Depois que minha amiga foi embora passei alguns anos sem constituir amizades sólidas. Tinha algumas colegas de escola, fazia trabalhos escolares com elas, ia passear, e, conseguia ter um relacionamento amigável com os garotos da minha turma.

Não pensava em namorar de jeito nenhum e quando algum rapaz se aproximava com essa intenção eu erguia um muro intransponível entre nós. Meus pais acharam que eu tinha problemas de relacionamento e até que não gostasse do sexo oposto.

Tudo piorou quando eu tinha dezessete anos e precisei ir a uma viagem da escola.

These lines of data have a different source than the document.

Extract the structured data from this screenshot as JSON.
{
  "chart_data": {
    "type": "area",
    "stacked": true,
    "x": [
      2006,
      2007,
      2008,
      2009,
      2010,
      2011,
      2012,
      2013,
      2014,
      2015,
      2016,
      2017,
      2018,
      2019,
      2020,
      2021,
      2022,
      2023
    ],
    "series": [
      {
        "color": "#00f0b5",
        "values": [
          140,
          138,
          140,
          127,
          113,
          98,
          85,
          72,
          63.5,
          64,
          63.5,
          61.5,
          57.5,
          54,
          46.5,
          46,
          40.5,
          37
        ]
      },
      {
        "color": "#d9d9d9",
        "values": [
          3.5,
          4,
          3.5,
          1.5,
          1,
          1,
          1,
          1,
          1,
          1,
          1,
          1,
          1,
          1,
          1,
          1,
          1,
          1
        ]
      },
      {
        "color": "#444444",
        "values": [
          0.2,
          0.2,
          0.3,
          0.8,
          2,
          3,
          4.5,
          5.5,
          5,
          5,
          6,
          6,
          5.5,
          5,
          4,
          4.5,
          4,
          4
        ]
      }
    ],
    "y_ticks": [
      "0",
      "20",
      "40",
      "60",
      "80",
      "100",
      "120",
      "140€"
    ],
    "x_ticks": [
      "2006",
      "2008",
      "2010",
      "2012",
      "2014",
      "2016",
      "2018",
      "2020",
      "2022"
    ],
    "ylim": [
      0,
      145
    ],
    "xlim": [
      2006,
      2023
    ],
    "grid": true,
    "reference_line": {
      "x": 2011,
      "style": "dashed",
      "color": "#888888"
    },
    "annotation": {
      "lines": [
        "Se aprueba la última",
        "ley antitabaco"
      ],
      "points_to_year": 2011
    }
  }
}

Lembro que não queria ir de jeito nenhum, estava com um pressentimento ruim sobre aquilo, porém, minha mãe foi até a escola e a professora falou que a viajem seria tema da prova final e que eu não poderia deixar de ir. Infelizmente não tive outra alternativa a não ser comparecer. No dia e hora marcados lá estava eu pronta na porta da escola. Confesso que fiquei aliviada ao ver que motorista do ônibus era meu tio, achei que se precisasse ele poderia me proteger.

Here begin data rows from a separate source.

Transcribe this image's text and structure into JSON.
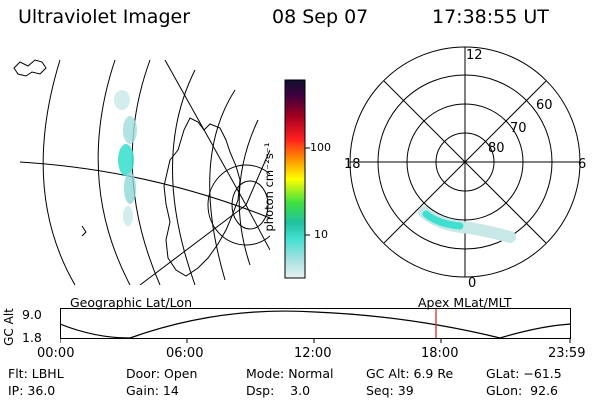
{
  "header": {
    "title": "Ultraviolet Imager",
    "date": "08 Sep 07",
    "time": "17:38:55 UT"
  },
  "colorbar": {
    "label": "photon cm⁻²s⁻¹",
    "ticks": [
      "100",
      "10"
    ]
  },
  "polar": {
    "hours": [
      "12",
      "18",
      "6",
      "0"
    ],
    "lats": [
      "60",
      "70",
      "80"
    ]
  },
  "strip": {
    "ylabel": "GC Alt",
    "left_label": "Geographic Lat/Lon",
    "right_label": "Apex MLat/MLT",
    "y_ticks": [
      "9.0",
      "1.8"
    ],
    "x_ticks": [
      "00:00",
      "06:00",
      "12:00",
      "18:00",
      "23:59"
    ]
  },
  "info": {
    "row1": [
      "Flt: LBHL",
      "Door: Open",
      "Mode: Normal",
      "GC Alt: 6.9 Re",
      "GLat: −61.5"
    ],
    "row2": [
      "IP: 36.0",
      "Gain: 14",
      "Dsp:    3.0",
      "Seq: 39",
      "GLon:  92.6"
    ]
  },
  "colors": {
    "aurora": "#40e0d0",
    "aurora_faint": "#c8e8e8",
    "time_marker": "#cc2222"
  }
}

Viajamos para uma cidade histórica a cerca de trezentos quilômetros de onde morávamos. A viajem duraria de duas a três horas. A ida ocorreu normalmente e o dia foi tranquilo. Visitamos diversos pontos históricos e culturais, almoçamos em uma antiga fazenda, visitamos construções do século passado, igrejas, casarões e sobrados. Por ultimo para encerrar o dia fomos a um festival de comidas regionais.

Tudo parecia ir muito bem até que meu tio me chamou pra ir com ele buscar alguma coisa no ônibus. Como já estava de noite, o estacionamento dos ônibus estava muito escuro e deserto. Todos estavam entretidos se divertindo com as bandas regionais e as danças típicas. Não vi problema algum em acompanha-lo afinal era meu tio e ele falou precisar de ajuda com umas caixas, então eu fui.